The first three hours of Man of Steel (OK, it was only an hour, but seemed like three) stumbled and sputtered and snoozed until I almost yanked the disc and rushed it back to the library. The last thing this world needs is another retelling of the Superman origin story, especially one with contrived and annoying details. After suffering through thirty minutes of that stuff, there were hints the story might actually be starting. Each time, though, was a false alarm.
Instead, that entire first half was a jumble of disconnected and unnecessary scenes. Someone was trying to be artsy-fartsy in their storytelling, and failing miserably. But right at the halfway point, as my thumb was caressing the stop button, the fighting started, and the mayhem didn’t stop for another hour.

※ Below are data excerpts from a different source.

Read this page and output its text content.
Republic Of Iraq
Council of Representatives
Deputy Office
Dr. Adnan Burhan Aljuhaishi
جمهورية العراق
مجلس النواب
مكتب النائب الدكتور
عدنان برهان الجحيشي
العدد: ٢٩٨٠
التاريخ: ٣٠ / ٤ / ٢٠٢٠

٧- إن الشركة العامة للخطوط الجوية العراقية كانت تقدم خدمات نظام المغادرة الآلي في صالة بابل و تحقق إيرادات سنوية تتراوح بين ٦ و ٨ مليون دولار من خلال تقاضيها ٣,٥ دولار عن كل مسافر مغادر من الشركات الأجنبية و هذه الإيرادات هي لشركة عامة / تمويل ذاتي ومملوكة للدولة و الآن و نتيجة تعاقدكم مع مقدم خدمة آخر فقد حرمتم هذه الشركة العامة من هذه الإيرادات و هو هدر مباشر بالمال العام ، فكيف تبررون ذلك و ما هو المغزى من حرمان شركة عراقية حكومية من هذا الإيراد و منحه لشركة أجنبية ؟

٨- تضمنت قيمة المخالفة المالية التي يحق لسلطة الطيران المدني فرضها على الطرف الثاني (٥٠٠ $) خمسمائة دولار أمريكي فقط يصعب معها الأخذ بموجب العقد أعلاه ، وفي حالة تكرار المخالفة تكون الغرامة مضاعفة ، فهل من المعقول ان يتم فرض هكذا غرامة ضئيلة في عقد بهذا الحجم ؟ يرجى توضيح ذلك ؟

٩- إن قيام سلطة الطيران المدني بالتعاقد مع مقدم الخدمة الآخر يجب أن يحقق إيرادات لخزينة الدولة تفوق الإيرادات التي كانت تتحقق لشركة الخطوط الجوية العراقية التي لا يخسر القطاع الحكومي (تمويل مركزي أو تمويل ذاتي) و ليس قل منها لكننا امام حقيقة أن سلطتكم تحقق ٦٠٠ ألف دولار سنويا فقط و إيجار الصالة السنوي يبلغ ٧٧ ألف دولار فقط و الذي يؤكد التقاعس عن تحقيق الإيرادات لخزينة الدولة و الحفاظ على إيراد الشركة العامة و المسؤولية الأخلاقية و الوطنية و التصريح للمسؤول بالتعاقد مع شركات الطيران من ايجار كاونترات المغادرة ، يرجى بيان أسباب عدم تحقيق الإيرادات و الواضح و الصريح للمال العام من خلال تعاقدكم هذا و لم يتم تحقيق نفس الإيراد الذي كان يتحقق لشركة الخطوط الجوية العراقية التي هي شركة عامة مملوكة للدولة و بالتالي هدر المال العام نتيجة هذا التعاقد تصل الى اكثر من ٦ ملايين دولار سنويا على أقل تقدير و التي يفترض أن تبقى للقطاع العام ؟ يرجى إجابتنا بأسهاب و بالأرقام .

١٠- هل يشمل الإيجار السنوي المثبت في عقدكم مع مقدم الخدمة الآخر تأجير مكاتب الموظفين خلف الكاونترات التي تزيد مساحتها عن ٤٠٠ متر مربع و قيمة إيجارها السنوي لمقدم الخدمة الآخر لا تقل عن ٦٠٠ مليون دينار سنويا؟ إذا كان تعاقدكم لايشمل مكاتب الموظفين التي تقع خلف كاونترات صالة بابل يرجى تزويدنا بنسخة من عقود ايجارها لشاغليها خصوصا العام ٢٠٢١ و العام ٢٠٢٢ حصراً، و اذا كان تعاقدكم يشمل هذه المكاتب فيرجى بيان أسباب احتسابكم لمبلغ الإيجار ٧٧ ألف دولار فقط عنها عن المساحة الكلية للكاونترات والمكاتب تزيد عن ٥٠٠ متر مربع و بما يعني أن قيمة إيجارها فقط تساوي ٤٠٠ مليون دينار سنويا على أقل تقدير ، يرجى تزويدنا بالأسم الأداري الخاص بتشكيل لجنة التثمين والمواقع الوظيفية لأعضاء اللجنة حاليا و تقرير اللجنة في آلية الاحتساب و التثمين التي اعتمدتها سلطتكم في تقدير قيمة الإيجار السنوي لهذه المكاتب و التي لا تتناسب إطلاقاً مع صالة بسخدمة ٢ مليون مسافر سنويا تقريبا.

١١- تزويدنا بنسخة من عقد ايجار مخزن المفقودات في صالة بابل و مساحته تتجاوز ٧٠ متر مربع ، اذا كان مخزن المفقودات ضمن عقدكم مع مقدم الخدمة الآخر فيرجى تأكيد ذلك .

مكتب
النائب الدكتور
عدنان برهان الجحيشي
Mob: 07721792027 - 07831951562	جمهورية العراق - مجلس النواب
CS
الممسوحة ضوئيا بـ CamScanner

I have to admit the second hour held my attention. It was the most violent and wantonly destructive sequence I’ve yet to see in a superhero film. It was almost like an apology from the producers: Having bored us silly in the first half, they felt compelled to deliver non-stop shock and awe in the second. But while I enjoy a bit of gratuitous violence, it needs a little story to go with it.
As Supes, Henry Cavill showed promise but never got a chance to act. And Amy Adams would have acceptable as Lois Lane if she'd been given a story. But Michael Shannon was abominable as General Zod. He was consistently wooden and boring, and seemed to think he was still on the set of Boardwalk Empire.
Having paid no advance attention to this film, I didn’t know until the end credits that it was a Christopher Nolan production. That explained a lot. I didn’t like his ultra-dark Batman, and liked it less in each sequel. Man of Steel was a new low, and if I can help it, I’ll avoid Nolan's films in the future.
The folks at D.C. have good stable of characters, but they need to put them in the hands of people who can give them the J.J. Abrams/Joss Whedon treatment. These movies should be fun.